Work on Bears Way project called to halt

Councillor Duncan Cumming next to new cycle lane, Milngavie Road.
Councillor Duncan Cumming next to new cycle lane, Milngavie Road.

Controversial work being carried out on the ‘Bears Way’ project in Bearsden and Milngavie has been suspended until the impact of phase 1 has been carefully considered.

East Dunbartonshire Council’s SNP group put forward an amendment at last Thursday’s full council meeting, calling for any further construction work on the Bears Way A81 cycleway project to be stopped until a full analysis of phase 1 is carried out.

They also asked the council to carry out a proper consultation for any future development and report the findings to councillors for approval before any further action.
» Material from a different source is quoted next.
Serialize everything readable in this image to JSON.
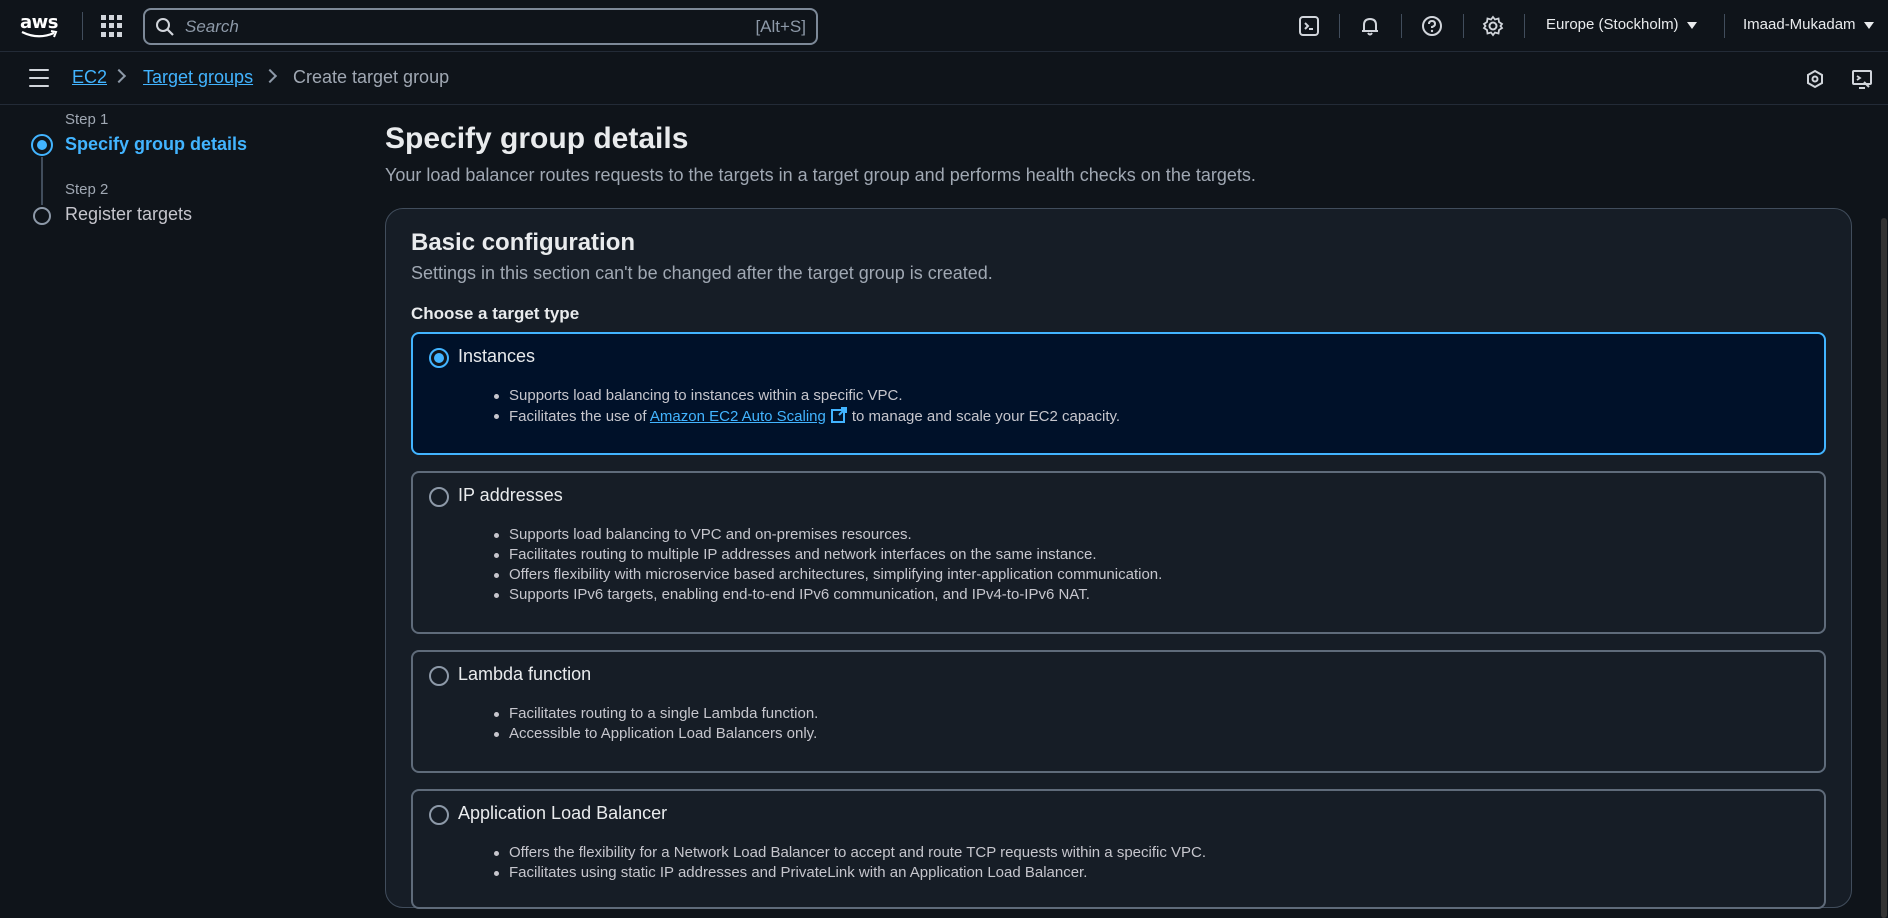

SNP group leader Councillor Ian Mackay said: “Whilst I agree with the principle of separating cyclists from cars the present proposals do not do that successfully and more thought has to go into the design and how it impacts on the local community and current A81 users.”

Independent Bearsden councillor Duncan Cumming also put forward a motion at the meeting, but it was not supported. He requested phase 2 and 3 to be paused to allow for a ‘proper, meaningful consultation with the communities of Bearsden and Milngavie’ and conventional public meetings to be held instead of ‘drop-in sessions’, to allow members of the public to ask questions instead of writing comments on post-it notes.

He said: “To date I have been ignored, but more importantly the legitimate concerns of local people have also been ignored. People have some very real concerns including an increase in traffic congestion, narrow roads and extremely busy junctions. I supported the SNP’s motion but I don’t think it goes far enough.”

Councillor Ashay Ghai, LibDem group leader, said: “We have thought about the issue greatly and agreed that phase 2 must not be steamrollered through without reflecting the views of the communities that we represent.”

Councillor Alan Moir, convener of development and regeneration, said: “Further consultation will take place on design options for future phases in the spring of 2016. Phase one is being continually monitored and amendments will be made as required.

“Local concerns have not been ignored and we recognise the challenges that this new model presents for many local people. However, we must also promote active travel and reduce carbon emissions. We recognise the need to engage with local residents, businesses, road users and stakeholders. We have maintained this commitment and will continue to do so.”